Está provado: não foi a Princesa Isabel a verdadeira redentora. A História, sempre implacável nos rastros que deixa pelas cavernas, nos escritos e nos fósseis, agora confirma: ela assinou contrariada a abolição porque nada mais justificava a existência de uma monarquia isolada em meio a tantas republicas pela América. E manter a escravidão em meio aos ventos de liberdade, fraternidade e igualdade que dominavam o mundo. Com a contratação de Vinícius Junior pelo mais rico clube de futebol do mundo, realizando de jatinho, na primeira classe, a viagem de volta que seus ancestrais fizeram em navios negreiros, está mais que provado: a redentora, quem libertou mesmo a escravidão no Brasil, foi uma bola de futebol.

Foi a Inglaterra que impôs ao Brasil o fim do tráfico negreiro, em 1807, e como D. Pedro I não cumpriu o acordo, em 1845 o Parlamento inglês promulgou uma lei, A Bill Aberdeen, que lhes conferia o direito de busca e apreensão de embarcações suspeitas de transportar africanos escravizados por aqui.

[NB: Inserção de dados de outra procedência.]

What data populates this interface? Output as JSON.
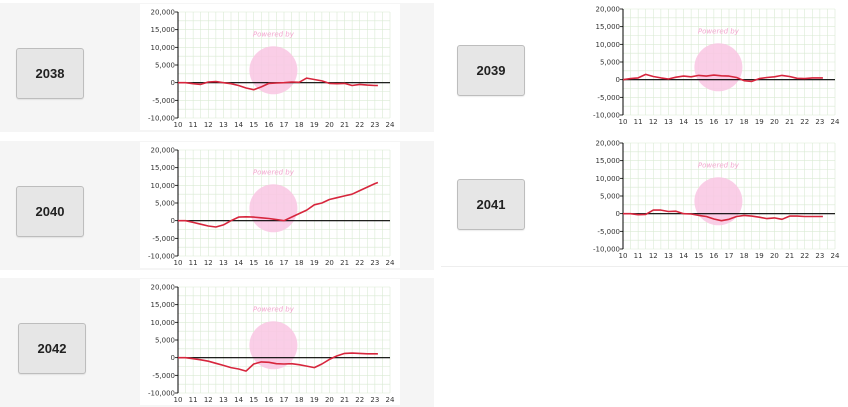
{
  "colors": {
    "line": "#d7263d",
    "grid": "#d9ead3",
    "zero_line": "#000000",
    "watermark": "#f9c6e3"
  },
  "watermark_text": "Powered by",
  "charts": [
    {
      "label": "2038",
      "chart_data": {
        "type": "line",
        "x": [
          10,
          10.5,
          11,
          11.5,
          12,
          12.5,
          13,
          13.5,
          14,
          14.5,
          15,
          15.5,
          16,
          16.5,
          17,
          17.5,
          18,
          18.5,
          19,
          19.5,
          20,
          20.5,
          21,
          21.5,
          22,
          22.5,
          23,
          23.2
        ],
        "values": [
          0,
          0,
          -300,
          -500,
          200,
          300,
          0,
          -300,
          -800,
          -1500,
          -2000,
          -1200,
          -200,
          -100,
          0,
          200,
          100,
          1300,
          900,
          500,
          -200,
          -300,
          -200,
          -800,
          -500,
          -700,
          -800,
          -800
        ],
        "xlim": [
          10,
          24
        ],
        "ylim": [
          -10000,
          20000
        ],
        "xticks": [
          "10",
          "11",
          "12",
          "13",
          "14",
          "15",
          "16",
          "17",
          "18",
          "19",
          "20",
          "21",
          "22",
          "23",
          "24"
        ],
        "yticks": [
          "20,000",
          "15,000",
          "10,000",
          "5,000",
          "0",
          "-5,000",
          "-10,000"
        ]
      }
    },
    {
      "label": "2039",
      "chart_data": {
        "type": "line",
        "x": [
          10,
          10.5,
          11,
          11.5,
          12,
          12.5,
          13,
          13.5,
          14,
          14.5,
          15,
          15.5,
          16,
          16.5,
          17,
          17.5,
          18,
          18.5,
          19,
          19.5,
          20,
          20.5,
          21,
          21.5,
          22,
          22.5,
          23,
          23.2
        ],
        "values": [
          0,
          300,
          500,
          1500,
          900,
          500,
          200,
          700,
          1000,
          800,
          1200,
          1000,
          1300,
          1100,
          1000,
          600,
          -300,
          -500,
          300,
          600,
          800,
          1200,
          900,
          400,
          300,
          500,
          500,
          500
        ],
        "xlim": [
          10,
          24
        ],
        "ylim": [
          -10000,
          20000
        ],
        "xticks": [
          "10",
          "11",
          "12",
          "13",
          "14",
          "15",
          "16",
          "17",
          "18",
          "19",
          "20",
          "21",
          "22",
          "23",
          "24"
        ],
        "yticks": [
          "20,000",
          "15,000",
          "10,000",
          "5,000",
          "0",
          "-5,000",
          "-10,000"
        ]
      }
    },
    {
      "label": "2040",
      "chart_data": {
        "type": "line",
        "x": [
          10,
          10.5,
          11,
          11.5,
          12,
          12.5,
          13,
          13.5,
          14,
          14.5,
          15,
          15.5,
          16,
          16.5,
          17,
          17.5,
          18,
          18.5,
          19,
          19.5,
          20,
          20.5,
          21,
          21.5,
          22,
          22.5,
          23,
          23.2
        ],
        "values": [
          0,
          0,
          -500,
          -1000,
          -1500,
          -1800,
          -1200,
          0,
          1000,
          1100,
          1000,
          800,
          600,
          300,
          0,
          1000,
          2000,
          3000,
          4500,
          5000,
          6000,
          6500,
          7000,
          7500,
          8500,
          9500,
          10500,
          10800
        ],
        "xlim": [
          10,
          24
        ],
        "ylim": [
          -10000,
          20000
        ],
        "xticks": [
          "10",
          "11",
          "12",
          "13",
          "14",
          "15",
          "16",
          "17",
          "18",
          "19",
          "20",
          "21",
          "22",
          "23",
          "24"
        ],
        "yticks": [
          "20,000",
          "15,000",
          "10,000",
          "5,000",
          "0",
          "-5,000",
          "-10,000"
        ]
      }
    },
    {
      "label": "2041",
      "chart_data": {
        "type": "line",
        "x": [
          10,
          10.5,
          11,
          11.5,
          12,
          12.5,
          13,
          13.5,
          14,
          14.5,
          15,
          15.5,
          16,
          16.5,
          17,
          17.5,
          18,
          18.5,
          19,
          19.5,
          20,
          20.5,
          21,
          21.5,
          22,
          22.5,
          23,
          23.2
        ],
        "values": [
          0,
          0,
          -300,
          -200,
          1000,
          1000,
          600,
          700,
          0,
          -100,
          -500,
          -800,
          -1500,
          -2000,
          -1600,
          -800,
          -500,
          -700,
          -1000,
          -1400,
          -1200,
          -1600,
          -700,
          -700,
          -800,
          -800,
          -800,
          -800
        ],
        "xlim": [
          10,
          24
        ],
        "ylim": [
          -10000,
          20000
        ],
        "xticks": [
          "10",
          "11",
          "12",
          "13",
          "14",
          "15",
          "16",
          "17",
          "18",
          "19",
          "20",
          "21",
          "22",
          "23",
          "24"
        ],
        "yticks": [
          "20,000",
          "15,000",
          "10,000",
          "5,000",
          "0",
          "-5,000",
          "-10,000"
        ]
      }
    },
    {
      "label": "2042",
      "chart_data": {
        "type": "line",
        "x": [
          10,
          10.5,
          11,
          11.5,
          12,
          12.5,
          13,
          13.5,
          14,
          14.5,
          15,
          15.5,
          16,
          16.5,
          17,
          17.5,
          18,
          18.5,
          19,
          19.5,
          20,
          20.5,
          21,
          21.5,
          22,
          22.5,
          23,
          23.2
        ],
        "values": [
          0,
          0,
          -300,
          -600,
          -1000,
          -1600,
          -2200,
          -2800,
          -3200,
          -3800,
          -1800,
          -1200,
          -1300,
          -1700,
          -1800,
          -1700,
          -2000,
          -2400,
          -2800,
          -1800,
          -500,
          500,
          1200,
          1300,
          1200,
          1100,
          1100,
          1100
        ],
        "xlim": [
          10,
          24
        ],
        "ylim": [
          -10000,
          20000
        ],
        "xticks": [
          "10",
          "11",
          "12",
          "13",
          "14",
          "15",
          "16",
          "17",
          "18",
          "19",
          "20",
          "21",
          "22",
          "23",
          "24"
        ],
        "yticks": [
          "20,000",
          "15,000",
          "10,000",
          "5,000",
          "0",
          "-5,000",
          "-10,000"
        ]
      }
    }
  ]
}
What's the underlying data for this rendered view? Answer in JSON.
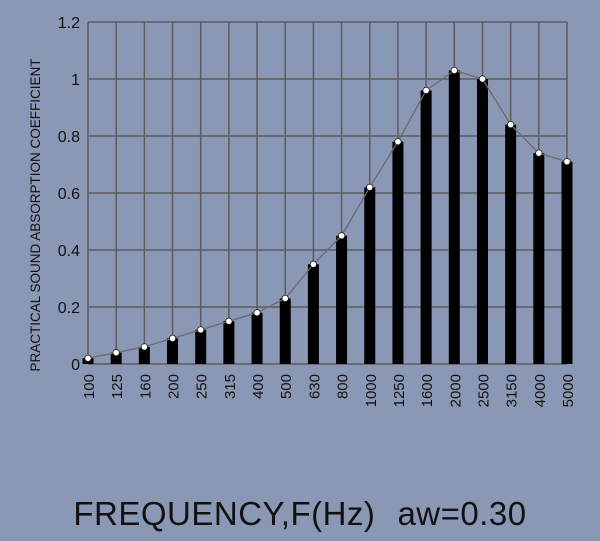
{
  "chart_data": {
    "type": "bar",
    "title": "",
    "ylabel": "PRACTICAL SOUND ABSORPTION COEFFICIENT",
    "xlabel": "FREQUENCY,F(Hz)",
    "annotation": "aw=0.30",
    "categories": [
      "100",
      "125",
      "160",
      "200",
      "250",
      "315",
      "400",
      "500",
      "630",
      "800",
      "1000",
      "1250",
      "1600",
      "2000",
      "2500",
      "3150",
      "4000",
      "5000"
    ],
    "values": [
      0.02,
      0.04,
      0.06,
      0.09,
      0.12,
      0.15,
      0.18,
      0.23,
      0.35,
      0.45,
      0.62,
      0.78,
      0.96,
      1.03,
      1.0,
      0.84,
      0.74,
      0.71
    ],
    "ylim": [
      0,
      1.2
    ],
    "yticks": [
      "0",
      "0.2",
      "0.4",
      "0.6",
      "0.8",
      "1",
      "1.2"
    ],
    "grid": true,
    "has_line_overlay": true,
    "colors": {
      "background": "#8a98b5",
      "bars": "#000000",
      "grid": "#5c5c5c",
      "line": "#6b6b6b",
      "markers": "#ffffff"
    }
  }
}
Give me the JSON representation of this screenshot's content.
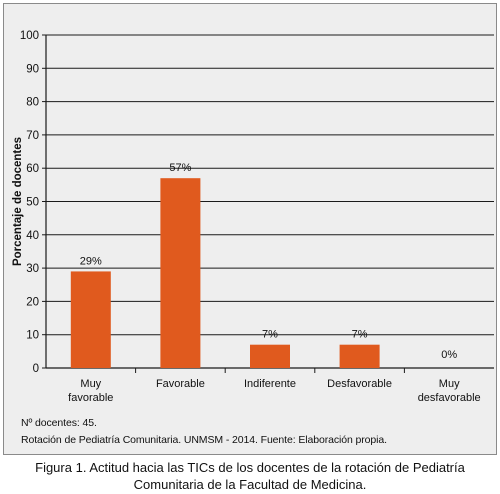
{
  "chart_data": {
    "type": "bar",
    "categories": [
      "Muy\nfavorable",
      "Favorable",
      "Indiferente",
      "Desfavorable",
      "Muy\ndesfavorable"
    ],
    "values": [
      29,
      57,
      7,
      7,
      0
    ],
    "data_labels": [
      "29%",
      "57%",
      "7%",
      "7%",
      "0%"
    ],
    "ylabel": "Porcentaje de docentes",
    "xlabel": "",
    "ylim": [
      0,
      100
    ],
    "yticks": [
      0,
      10,
      20,
      30,
      40,
      50,
      60,
      70,
      80,
      90,
      100
    ],
    "grid": true,
    "bar_color": "#e05a1e"
  },
  "notes": {
    "line1": "Nº docentes: 45.",
    "line2": "Rotación de Pediatría Comunitaria. UNMSM - 2014. Fuente: Elaboración propia."
  },
  "caption": {
    "line1": "Figura 1. Actitud hacia las TICs de los docentes de la rotación de Pediatría",
    "line2": "Comunitaria de la Facultad de Medicina."
  }
}
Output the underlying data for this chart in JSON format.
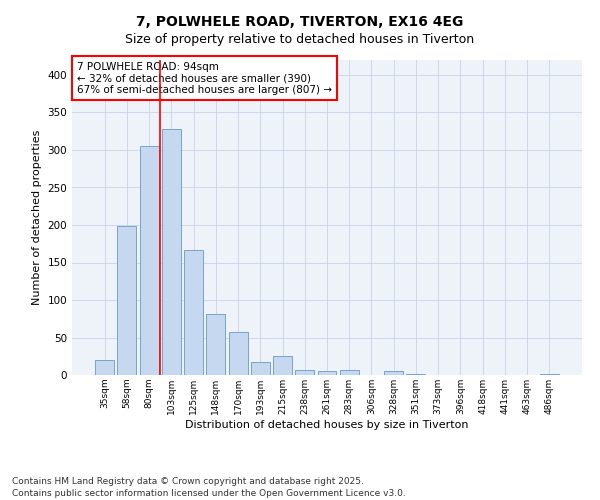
{
  "title_line1": "7, POLWHELE ROAD, TIVERTON, EX16 4EG",
  "title_line2": "Size of property relative to detached houses in Tiverton",
  "xlabel": "Distribution of detached houses by size in Tiverton",
  "ylabel": "Number of detached properties",
  "bar_color": "#c5d8f0",
  "bar_edge_color": "#6699cc",
  "background_color": "#eef2f9",
  "grid_color": "#c8d4e8",
  "categories": [
    "35sqm",
    "58sqm",
    "80sqm",
    "103sqm",
    "125sqm",
    "148sqm",
    "170sqm",
    "193sqm",
    "215sqm",
    "238sqm",
    "261sqm",
    "283sqm",
    "306sqm",
    "328sqm",
    "351sqm",
    "373sqm",
    "396sqm",
    "418sqm",
    "441sqm",
    "463sqm",
    "486sqm"
  ],
  "values": [
    20,
    198,
    305,
    328,
    167,
    82,
    57,
    18,
    25,
    7,
    5,
    7,
    0,
    5,
    2,
    0,
    0,
    0,
    0,
    0,
    2
  ],
  "ylim": [
    0,
    420
  ],
  "yticks": [
    0,
    50,
    100,
    150,
    200,
    250,
    300,
    350,
    400
  ],
  "redline_x": 2.5,
  "annotation_text": "7 POLWHELE ROAD: 94sqm\n← 32% of detached houses are smaller (390)\n67% of semi-detached houses are larger (807) →",
  "footnote": "Contains HM Land Registry data © Crown copyright and database right 2025.\nContains public sector information licensed under the Open Government Licence v3.0.",
  "title_fontsize": 10,
  "subtitle_fontsize": 9,
  "annotation_fontsize": 7.5,
  "footnote_fontsize": 6.5,
  "ylabel_fontsize": 8,
  "xlabel_fontsize": 8
}
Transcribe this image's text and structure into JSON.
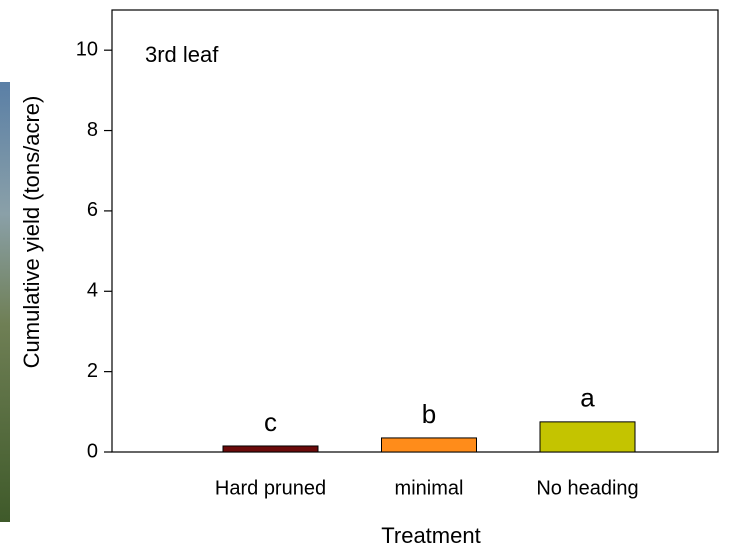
{
  "chart_data": {
    "type": "bar",
    "annotation": "3rd leaf",
    "y_label": "Cumulative yield (tons/acre)",
    "x_label": "Treatment",
    "categories": [
      "Hard pruned",
      "minimal",
      "No heading"
    ],
    "values": [
      0.15,
      0.35,
      0.75
    ],
    "colors": [
      "#6b0a0a",
      "#ff8c1a",
      "#c4c400"
    ],
    "letters": [
      "c",
      "b",
      "a"
    ],
    "ylim": [
      0,
      11
    ],
    "yticks": [
      0,
      2,
      4,
      6,
      8,
      10
    ]
  }
}
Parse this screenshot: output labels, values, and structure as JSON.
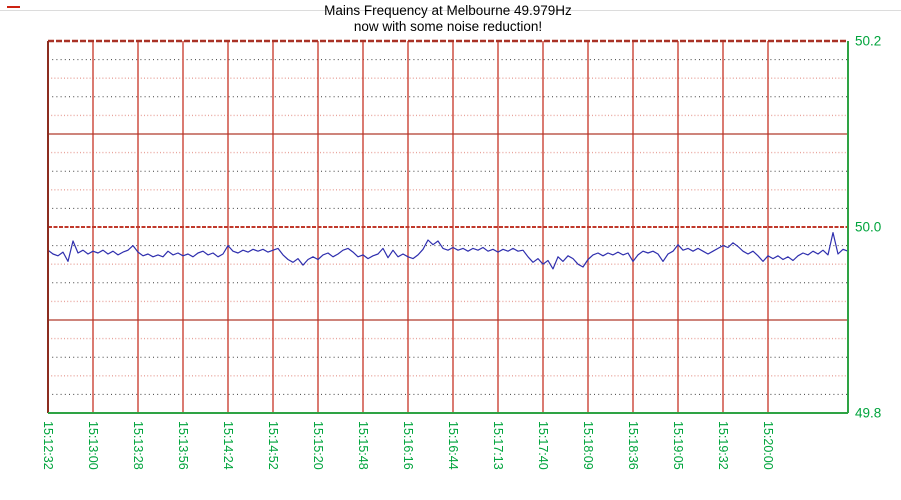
{
  "header": {
    "title": "Mains Frequency at Melbourne 49.979Hz",
    "subtitle": "now with some noise reduction!"
  },
  "decor": {
    "legend_dash_color": "#cc2211",
    "top_rule_color": "#dcdcdc"
  },
  "chart_data": {
    "type": "line",
    "title": "Mains Frequency at Melbourne 49.979Hz",
    "subtitle": "now with some noise reduction!",
    "ylabel": "",
    "xlabel": "",
    "ylim": [
      49.8,
      50.2
    ],
    "y_major_step": 0.1,
    "y_minor_step": 0.02,
    "y_tick_values": [
      50.2,
      50.0,
      49.8
    ],
    "y_tick_labels": [
      "50.2",
      "50.0",
      "49.8"
    ],
    "x_tick_labels": [
      "15:12:32",
      "15:13:00",
      "15:13:28",
      "15:13:56",
      "15:14:24",
      "15:14:52",
      "15:15:20",
      "15:15:48",
      "15:16:16",
      "15:16:44",
      "15:17:13",
      "15:17:40",
      "15:18:09",
      "15:18:36",
      "15:19:05",
      "15:19:32",
      "15:20:00"
    ],
    "x_tick_interval_seconds": 28,
    "x_total_span_in_tick_units": 17.78,
    "grid": {
      "vline_color": "#cb4335",
      "hmajor_color": "#b03a2c",
      "hmajor_zero_color": "#c0392b",
      "minor_dark_color": "#3f3f3f",
      "minor_pink_color": "#e4948a",
      "border_top_color": "#a93226",
      "border_left_color": "#8c2d20",
      "border_right_color": "#2ea344",
      "border_bottom_color": "#2ea344",
      "axis_label_color": "#00a43c"
    },
    "series": [
      {
        "name": "mains-frequency-hz",
        "color": "#2f2fae",
        "values": [
          49.975,
          49.971,
          49.969,
          49.973,
          49.963,
          49.985,
          49.972,
          49.975,
          49.971,
          49.974,
          49.972,
          49.975,
          49.971,
          49.974,
          49.97,
          49.973,
          49.975,
          49.98,
          49.973,
          49.969,
          49.971,
          49.968,
          49.97,
          49.968,
          49.974,
          49.97,
          49.972,
          49.969,
          49.971,
          49.968,
          49.972,
          49.974,
          49.97,
          49.972,
          49.968,
          49.971,
          49.98,
          49.974,
          49.972,
          49.975,
          49.973,
          49.976,
          49.974,
          49.976,
          49.973,
          49.975,
          49.977,
          49.97,
          49.965,
          49.962,
          49.966,
          49.959,
          49.965,
          49.968,
          49.965,
          49.97,
          49.972,
          49.968,
          49.971,
          49.975,
          49.977,
          49.973,
          49.968,
          49.97,
          49.966,
          49.969,
          49.971,
          49.977,
          49.967,
          49.975,
          49.968,
          49.971,
          49.968,
          49.966,
          49.97,
          49.976,
          49.986,
          49.981,
          49.985,
          49.977,
          49.975,
          49.978,
          49.975,
          49.977,
          49.974,
          49.977,
          49.975,
          49.978,
          49.974,
          49.976,
          49.973,
          49.976,
          49.974,
          49.977,
          49.974,
          49.975,
          49.968,
          49.962,
          49.966,
          49.96,
          49.964,
          49.955,
          49.968,
          49.963,
          49.969,
          49.966,
          49.96,
          49.957,
          49.965,
          49.97,
          49.972,
          49.969,
          49.972,
          49.97,
          49.973,
          49.97,
          49.972,
          49.963,
          49.97,
          49.974,
          49.972,
          49.974,
          49.971,
          49.963,
          49.971,
          49.974,
          49.981,
          49.975,
          49.977,
          49.974,
          49.977,
          49.974,
          49.971,
          49.974,
          49.977,
          49.98,
          49.978,
          49.983,
          49.979,
          49.974,
          49.971,
          49.974,
          49.969,
          49.963,
          49.969,
          49.966,
          49.969,
          49.965,
          49.968,
          49.964,
          49.969,
          49.972,
          49.97,
          49.974,
          49.971,
          49.975,
          49.97,
          49.994,
          49.971,
          49.976,
          49.974
        ]
      }
    ]
  }
}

Apesar deste esforço, pouca coisa adiantou. A escravidão se enraizou de tal forma no Brasil que costumes e palavras ficaram por elas marcados. Se a casa-grande delimitava a fronteira entre a área social e a de serviços, a mesma arquitetura simbólica permaneceria presente nas casas e edifícios onde elevador de serviço não é só para carga, mas também para os empregados que guardam a marca do passado africano na cor. Como ultimo recurso, os ingleses enviaram para cá um emissário, Charles Miller, e um instrumento de liberdade na bagagem que nem o mais racista dos fiscais alfandegários percebeu: uma bola de futebol.


Um dos primeiros times do Fluminense

Como tudo vindo da Europa, logo a elite se apossou daquele instrumento. Só os brancos a tocavam nos clubes sociais, como o Fluminense FC, em gramados bem cuidados, bolas de couro, calções de brim e meias grossas de algodão. Se divertiram e propagaram o novo esporte, mas não era esta a missão daquela redentora. Para realizar a libertação definitiva foi preciso que ela rolasse nas periferias, nos campos de terra batida para o deleite, como único presente, do pobre menino descalço e sem camisa. E foi ali, num duelo de destreza e habilidade, onde ela quicou feliz em lugares inusitados e os meninos ampliavam os recursos para entender seus rumos, que nasceram os gênios da nação. Um rei, Pelé, um príncipe, Ivair, e tantos outros que mudaram a vida das suas proles. Sem exceção, no primeiro contrato, compraram uma casa para mãe. E seguiram pelos gramados a encantar o mundo.


Boa viagem, Vinícius. Quando seu jatinho rumo a Madrid sobrevoar o continente africano, de onde retiramos o melhor da nossa mestiçagem, dê um aceno para o seu berço. E agradeça sempre aquela esfera sintética, que já foi de pano, couro, por ter assinado, com a tinta da dignidade, com o papel da igualdade, a verdadeira abolição da nossa escravatura.